When Reds pitcher Johnny Cueto went all Jet Li on Jason LaRue’s face on Aug. 10, kicking the St. Louis catcher onto the disabled list during a mid-fight scrum, everybody’s eyes quickly turned toward the teams’ next meeting—which happened over the weekend.
Anticipation can be a wondrous thing.
This particular anticipation, of course, was short-circuited when the Reds rotation shook out (inadvertently or otherwise) so that Cueto was not scheduled to face the Cardinals.
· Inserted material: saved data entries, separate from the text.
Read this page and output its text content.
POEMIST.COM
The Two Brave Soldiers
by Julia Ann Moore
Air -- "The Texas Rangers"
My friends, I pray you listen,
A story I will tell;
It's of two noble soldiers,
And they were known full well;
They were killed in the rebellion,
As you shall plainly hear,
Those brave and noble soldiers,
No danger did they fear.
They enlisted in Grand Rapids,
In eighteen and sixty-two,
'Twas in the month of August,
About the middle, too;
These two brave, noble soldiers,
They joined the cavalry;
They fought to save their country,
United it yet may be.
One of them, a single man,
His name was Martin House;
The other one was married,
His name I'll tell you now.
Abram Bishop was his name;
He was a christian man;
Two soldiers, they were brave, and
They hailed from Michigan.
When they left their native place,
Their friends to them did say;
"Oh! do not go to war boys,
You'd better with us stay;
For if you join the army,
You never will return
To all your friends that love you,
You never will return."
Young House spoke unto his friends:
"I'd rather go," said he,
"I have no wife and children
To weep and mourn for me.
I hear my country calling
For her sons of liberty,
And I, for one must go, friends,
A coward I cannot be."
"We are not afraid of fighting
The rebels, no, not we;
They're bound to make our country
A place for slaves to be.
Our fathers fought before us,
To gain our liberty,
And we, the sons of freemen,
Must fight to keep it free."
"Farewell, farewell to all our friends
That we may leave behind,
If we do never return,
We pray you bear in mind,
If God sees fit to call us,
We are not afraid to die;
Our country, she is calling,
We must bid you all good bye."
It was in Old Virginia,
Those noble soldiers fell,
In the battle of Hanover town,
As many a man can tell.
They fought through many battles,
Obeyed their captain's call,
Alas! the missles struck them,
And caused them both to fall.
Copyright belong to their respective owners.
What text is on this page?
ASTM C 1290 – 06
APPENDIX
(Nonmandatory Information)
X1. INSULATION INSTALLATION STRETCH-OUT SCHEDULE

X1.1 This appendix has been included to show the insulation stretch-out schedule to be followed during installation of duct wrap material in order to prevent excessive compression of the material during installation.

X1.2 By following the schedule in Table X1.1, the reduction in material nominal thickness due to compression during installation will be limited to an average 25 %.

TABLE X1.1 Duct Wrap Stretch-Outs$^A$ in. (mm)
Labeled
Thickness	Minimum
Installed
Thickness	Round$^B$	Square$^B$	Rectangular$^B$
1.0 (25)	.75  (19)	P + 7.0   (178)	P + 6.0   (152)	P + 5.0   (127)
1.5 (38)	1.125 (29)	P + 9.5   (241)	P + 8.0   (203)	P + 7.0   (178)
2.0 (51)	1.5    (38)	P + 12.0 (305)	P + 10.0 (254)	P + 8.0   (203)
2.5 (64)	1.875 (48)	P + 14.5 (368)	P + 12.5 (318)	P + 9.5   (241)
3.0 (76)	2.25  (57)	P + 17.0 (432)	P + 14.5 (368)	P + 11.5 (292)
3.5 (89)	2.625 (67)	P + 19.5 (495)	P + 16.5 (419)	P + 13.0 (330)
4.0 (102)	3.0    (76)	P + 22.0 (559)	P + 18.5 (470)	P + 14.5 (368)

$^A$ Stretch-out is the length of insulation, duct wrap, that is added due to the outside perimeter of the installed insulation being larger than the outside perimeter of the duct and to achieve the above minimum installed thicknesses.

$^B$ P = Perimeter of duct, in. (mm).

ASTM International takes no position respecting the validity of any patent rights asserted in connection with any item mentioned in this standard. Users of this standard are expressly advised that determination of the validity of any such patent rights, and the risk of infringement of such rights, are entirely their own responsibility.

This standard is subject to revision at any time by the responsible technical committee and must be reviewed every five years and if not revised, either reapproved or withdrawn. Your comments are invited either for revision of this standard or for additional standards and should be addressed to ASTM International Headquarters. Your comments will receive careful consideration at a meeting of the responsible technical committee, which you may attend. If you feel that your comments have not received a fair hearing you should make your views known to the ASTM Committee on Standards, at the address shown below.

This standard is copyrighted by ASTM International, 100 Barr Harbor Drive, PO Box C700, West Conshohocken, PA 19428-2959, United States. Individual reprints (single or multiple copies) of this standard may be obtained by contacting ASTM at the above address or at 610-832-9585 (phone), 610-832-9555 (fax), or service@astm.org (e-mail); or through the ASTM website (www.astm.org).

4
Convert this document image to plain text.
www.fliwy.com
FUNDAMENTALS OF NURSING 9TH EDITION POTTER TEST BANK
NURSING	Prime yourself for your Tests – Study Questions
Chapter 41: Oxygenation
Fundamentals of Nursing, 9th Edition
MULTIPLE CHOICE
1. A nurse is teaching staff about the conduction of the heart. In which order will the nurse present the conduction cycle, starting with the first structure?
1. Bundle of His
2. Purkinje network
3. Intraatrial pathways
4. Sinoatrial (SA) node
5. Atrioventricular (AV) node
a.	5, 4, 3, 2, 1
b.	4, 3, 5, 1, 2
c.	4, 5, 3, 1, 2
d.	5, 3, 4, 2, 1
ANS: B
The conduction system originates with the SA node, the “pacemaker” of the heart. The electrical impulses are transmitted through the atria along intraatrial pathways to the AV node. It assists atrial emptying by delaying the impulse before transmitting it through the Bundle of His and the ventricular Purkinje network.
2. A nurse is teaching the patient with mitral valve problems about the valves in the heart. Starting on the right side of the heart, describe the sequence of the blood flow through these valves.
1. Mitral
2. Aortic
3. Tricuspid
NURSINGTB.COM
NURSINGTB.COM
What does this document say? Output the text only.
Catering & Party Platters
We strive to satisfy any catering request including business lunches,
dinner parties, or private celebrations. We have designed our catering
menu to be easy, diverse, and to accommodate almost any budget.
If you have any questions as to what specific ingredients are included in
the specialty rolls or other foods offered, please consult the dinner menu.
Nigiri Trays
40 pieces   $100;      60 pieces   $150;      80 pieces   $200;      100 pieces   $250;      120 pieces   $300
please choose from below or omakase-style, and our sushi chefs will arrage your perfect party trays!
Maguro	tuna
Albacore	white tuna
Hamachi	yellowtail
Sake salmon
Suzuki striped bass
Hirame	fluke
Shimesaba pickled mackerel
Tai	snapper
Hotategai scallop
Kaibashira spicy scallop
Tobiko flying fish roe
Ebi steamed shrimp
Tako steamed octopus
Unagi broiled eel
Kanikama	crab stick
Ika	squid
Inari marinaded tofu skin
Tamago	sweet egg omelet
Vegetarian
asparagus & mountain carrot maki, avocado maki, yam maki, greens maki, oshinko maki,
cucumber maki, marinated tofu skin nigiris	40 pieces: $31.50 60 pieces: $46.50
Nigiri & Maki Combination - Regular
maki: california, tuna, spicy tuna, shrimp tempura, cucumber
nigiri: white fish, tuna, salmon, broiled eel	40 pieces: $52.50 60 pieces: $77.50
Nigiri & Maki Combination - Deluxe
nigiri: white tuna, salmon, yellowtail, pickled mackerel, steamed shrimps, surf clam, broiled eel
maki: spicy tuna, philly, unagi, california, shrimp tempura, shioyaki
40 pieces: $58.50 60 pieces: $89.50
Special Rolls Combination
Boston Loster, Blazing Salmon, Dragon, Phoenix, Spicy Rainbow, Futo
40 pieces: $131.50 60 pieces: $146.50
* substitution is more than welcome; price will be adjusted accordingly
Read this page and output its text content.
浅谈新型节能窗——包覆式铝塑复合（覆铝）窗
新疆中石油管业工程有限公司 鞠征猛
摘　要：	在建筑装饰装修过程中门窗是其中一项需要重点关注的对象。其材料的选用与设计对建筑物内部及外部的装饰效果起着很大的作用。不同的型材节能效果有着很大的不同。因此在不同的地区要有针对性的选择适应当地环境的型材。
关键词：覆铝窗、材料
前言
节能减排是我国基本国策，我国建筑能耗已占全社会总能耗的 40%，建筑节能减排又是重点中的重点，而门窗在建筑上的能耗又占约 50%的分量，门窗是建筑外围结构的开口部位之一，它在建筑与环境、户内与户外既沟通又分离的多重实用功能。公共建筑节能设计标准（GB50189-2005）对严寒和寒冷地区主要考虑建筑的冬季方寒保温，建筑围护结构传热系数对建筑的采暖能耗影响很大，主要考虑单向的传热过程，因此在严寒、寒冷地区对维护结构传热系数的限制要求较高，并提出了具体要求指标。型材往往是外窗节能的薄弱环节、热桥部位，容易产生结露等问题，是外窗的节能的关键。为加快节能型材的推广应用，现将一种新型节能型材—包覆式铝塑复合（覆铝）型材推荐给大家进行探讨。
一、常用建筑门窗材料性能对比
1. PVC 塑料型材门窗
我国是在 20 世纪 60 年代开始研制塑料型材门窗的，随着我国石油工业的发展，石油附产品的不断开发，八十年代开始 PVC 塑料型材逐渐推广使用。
Cueto would have served as the most obvious target in recent memory, and Reds manager Dusty Baker opted to delay the inevitable; because it was the final meeting for the teams this season (barring a potential showdown in the playoffs), any retribution the Cardinals are able to inflict will have to wait for next year.
There had already been talk that the Reds might try to limit the pitcher’s visibility over the course of the weekend, but Cueto took things a step further, leaving the country with team permission to attend the funeral of an uncle in the Dominican Republic.
Since the fight, LaRue’s injuries—reported as concussion syndromes—have knocked him out for the season. Cueto was suspended seven games for his actions, essentially missing one start in the process.
The suspension also Baker the leeway to mix and match where in the rotation he reinserted Cueto (which he did in conjunction with figuring out how to reduce the work on fatigued rookie Mike Leake), the better to have the pitcher avoid St. Louis.
It wouldn’t be the first time such juggling has occurred. After Roger Clemens bounced a fastball off Mike Piazza‘s helmet in 2000, Yankees manager Joe Torre arranged his pitching rotation to ensure that Clemens was his Game 2 starter at Yankee Stadium, despite the fact that he was the Yankees’ best pitcher that year. This made Clemens the only member of the four-man World Series rotation to avoid pitching at Shea (where he would have been an obvious target the moment he stepped to the plate in the non-DH park).
“Did I juggle the rotation to keep him from pitching at Shea? Yeah, I probably did,” said Torre. “I’m not going to deny that. I didn’t need another soap opera.”